• the gardener
  • Posts
  • #84, “Great, America (2017),” Shovels & Rope (2017)

#84, “Great, America (2017),” Shovels & Rope (2017)

on the world being underwater, and also on fire

150 Favorite Songs, #84, “Great, America (2017),” Shovels & Rope (2017)

One of the myths you could find people comforting themselves with in the immediate aftermath of the 2016 election was that, in the face of a frightening and repressive administration, music was going to get really good. It’s a comforting idea, even if that comfort is a bit cold—that great art is a miniature rebellion, and so when the institutions that govern us need to be rebelled against, artists will rise up to meet the moment.

I never found that myth particularly compelling, for a few reasons. One of them was that so much the art that came out of the relative calm of the Obama years was already such powerful work of exploratory protest—I think most artists need some degree of peace in order to imagine how the world can be different, and to reflect on the intersection of the political and the personal that defines the most affecting protest music. We got To Pimp A Butterfly and Lemonade in 2015 and 2016. Did we really need some new anthem about how Donald Trump sucks? Was that going to be affirming for those suffering under the Muslim ban, or for families separated at the border? Would that feel like progress?

There was plenty of great music that came out after 2016, of course, but I never did hear the epic protest anthem that felt like spitting in the face of everything that felt so upsetting about living through those years*. But “Great, America (2017)” by Shovels & Rope, which came out right at the end of that first year, did an impressive job of capturing the chaos, uncertainty, and anxiety of that time. It’s not a protest song—chaos, uncertainty, and anxiety can be such overwhelming feelings that rising beyond them to defiance isn’t always possible—but it really did an amazing job of encapsulating what 2017 felt like to live through.

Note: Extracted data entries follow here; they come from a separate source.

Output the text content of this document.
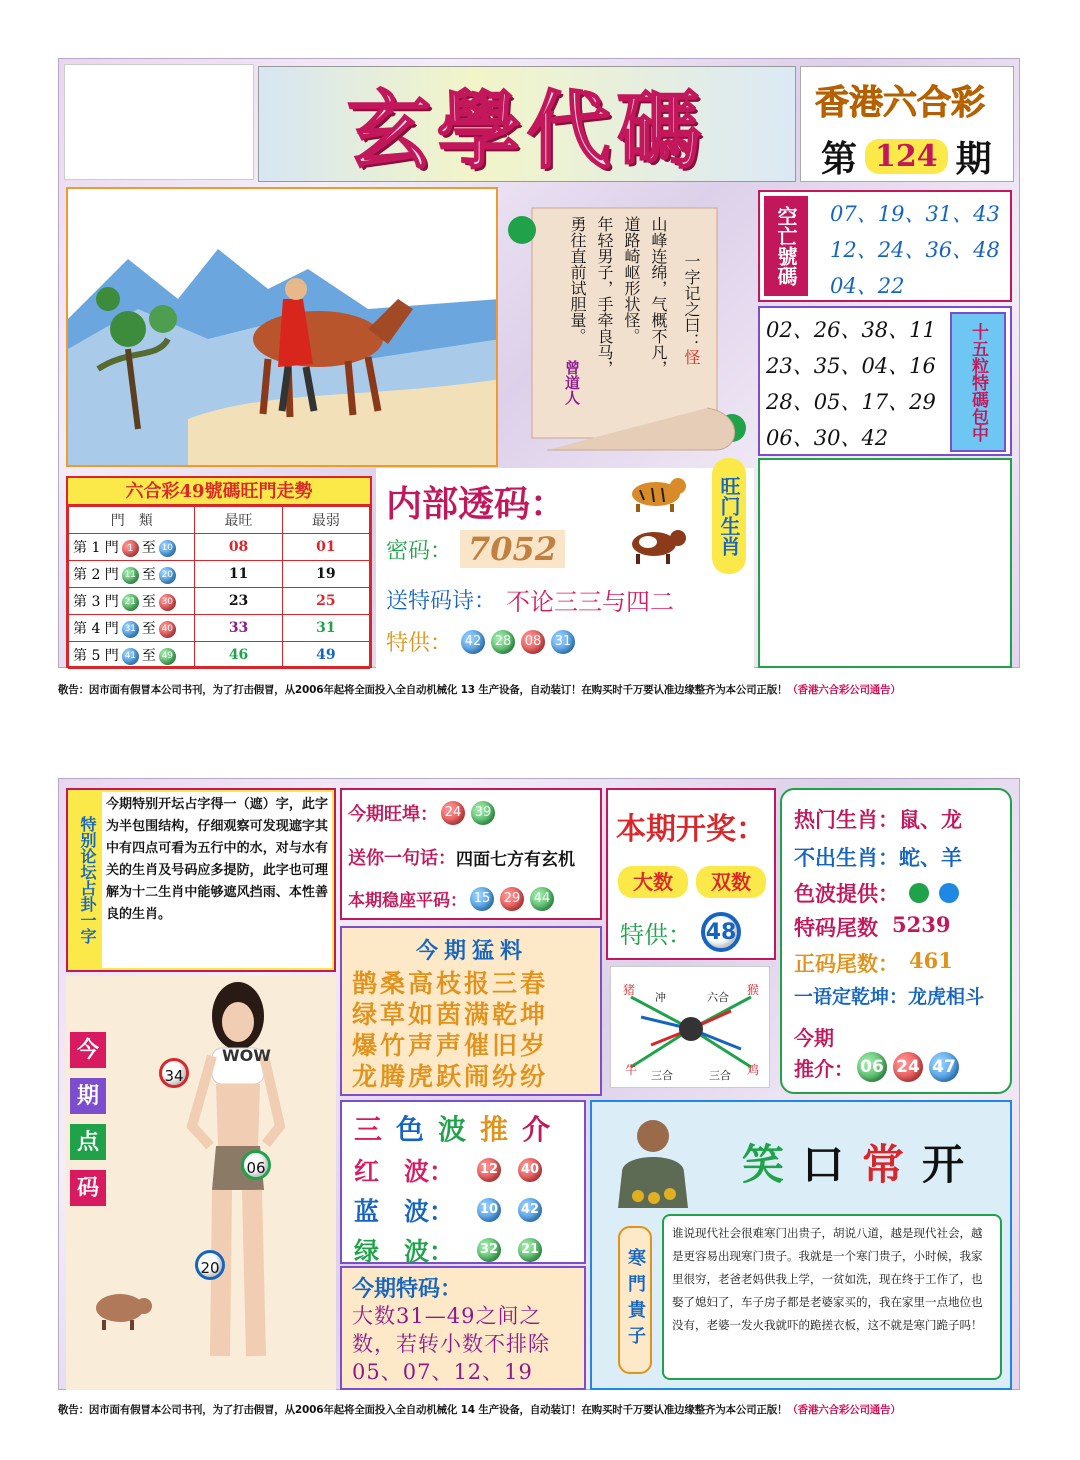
玄學代碼	香港六合彩
第 124 期
一字记之曰：怪
山峰连绵，气概不凡，
道路崎岖形状怪。
年轻男子，手牵良马，
勇往直前试胆量。
曾道人
空亡號碼	07、19、31、43
12、24、36、48
04、22
02、26、38、11
23、35、04、16
28、05、17、29
06、30、42	十五粒特碼包中
六合彩49號碼旺門走勢
門　類	最旺	最弱
第 1 門 1 至 10	08	01
第 2 門 11 至 20	11	19
第 3 門 21 至 30	23	25
第 4 門 31 至 40	33	31
第 5 門 41 至 49	46	49
内部透码：
密码： 7052
送特码诗： 不论三三与四二
特供： 42 28 08 31
旺门生肖
敬告：因市面有假冒本公司书刊，为了打击假冒，从2006年起将全面投入全自动机械化 13 生产设备，自动装订！在购买时千万要认准边缘整齐为本公司正版！（香港六合彩公司通告）
特别论坛占卦一字
今期特别开坛占字得一（遮）字，此字为半包围结构，仔细观察可发现遮字其中有四点可看为五行中的水，对与水有关的生肖及号码应多提防，此字也可理解为十二生肖中能够遮风挡雨、本性善良的生肖。
今
期
点
码
WOW
34
06
20
今期旺埠： 24 39
送你一句话： 四面七方有玄机
本期稳座平码： 15 29 44
本期开奖：
大数	双数
特供： 48
猪
冲	六合
猴
牛 三合	三合 鸡
热门生肖：鼠、龙
不出生肖：蛇、羊
色波提供：
特码尾数 5239
正码尾数： 461
一语定乾坤：龙虎相斗
今期
推介： 06 24 47
今期猛料
鹊桑高枝报三春
绿草如茵满乾坤
爆竹声声催旧岁
龙腾虎跃闹纷纷
三 色 波 推 介
红　波：	12 40
蓝　波：	10 42
绿　波：	32 21
今期特码：
大数31—49之间之数，若转小数不排除05、07、12、19
笑 口 常 开
寒門貴子
谁说现代社会很难寒门出贵子，胡说八道，越是现代社会，越是更容易出现寒门贵子。我就是一个寒门贵子，小时候，我家里很穷，老爸老妈供我上学，一贫如洗，现在终于工作了，也娶了媳妇了，车子房子都是老婆家买的，我在家里一点地位也没有，老婆一发火我就吓的跪搓衣板，这不就是寒门跪子吗！
敬告：因市面有假冒本公司书刊，为了打击假冒，从2006年起将全面投入全自动机械化 14 生产设备，自动装订！在购买时千万要认准边缘整齐为本公司正版！（香港六合彩公司通告）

The song is built off the simplest acoustic guitar riff, just two notes strummed at a frenetic pace, like your pulse when you’re busy worrying what the future will look like. It’s filled out with occasional bursts of percussion and discordant, almost random piano notes interspersed throughout. And the duo who comprise Shovels & Rope, which is not a band I know a whole lot about or think about very much, sing together with a tremble in their voices that feels very earned, not an affectation but the way we all sort of sounded in 2017. Lyrically, it’s full of references to the circumstances of 2017, artfully rendered. ”There’s a hurricane swinging at a lowly shack,” they sing in the first verse, which could be a metaphor except that 2017 was also the year of Hurricane Harvey; “there’s a dog with a nuclear bomb in its mouth” felt about right; so does “everybody’s scared, everybody’s inspired / the world is underwater, it’s also on fire,” which captures the terrifying contradictions of that time better than most I can think of.

The years since 2017 didn’t get more normal. 2020 might have been the high-water mark for unusual years, but you could sing about the chaos, uncertainty, and anxiety of contemporary life at any point in the last seven years, and—even though it’s only April—I’m confident to say that of 2024, as well. I think what makes “Great, America” such a powerful song is that it doesn’t get bogged down in details. It’s coming from a place of conviction and moral authority—it doesn’t pretend that the issue is simply that we don’t all come together or whatever, and it identifies both heroes (“a brave man takes a stand by dropping to his knee”) and villains (“it says ‘go back home’ on your welcome mat”)—but it’s not preachy or self-righteous. Instead, it really is about the feeling of being here, in that time, and acknowledging the tremble in our own voices.

I haven’t made a lot of time for this band, but I found two and a half minutes for this one many times in 2018, and beyond, and it still sounds like the way it feels around here. I wish it didn’t.

*(The closest I came to finding it, I think, was the border wall protest song “If You Build It, We’ll Break It” by the El Paso all-star team of The Chamanas, Jim Ward, and Kiko Rodriguez, a combo last seen here.)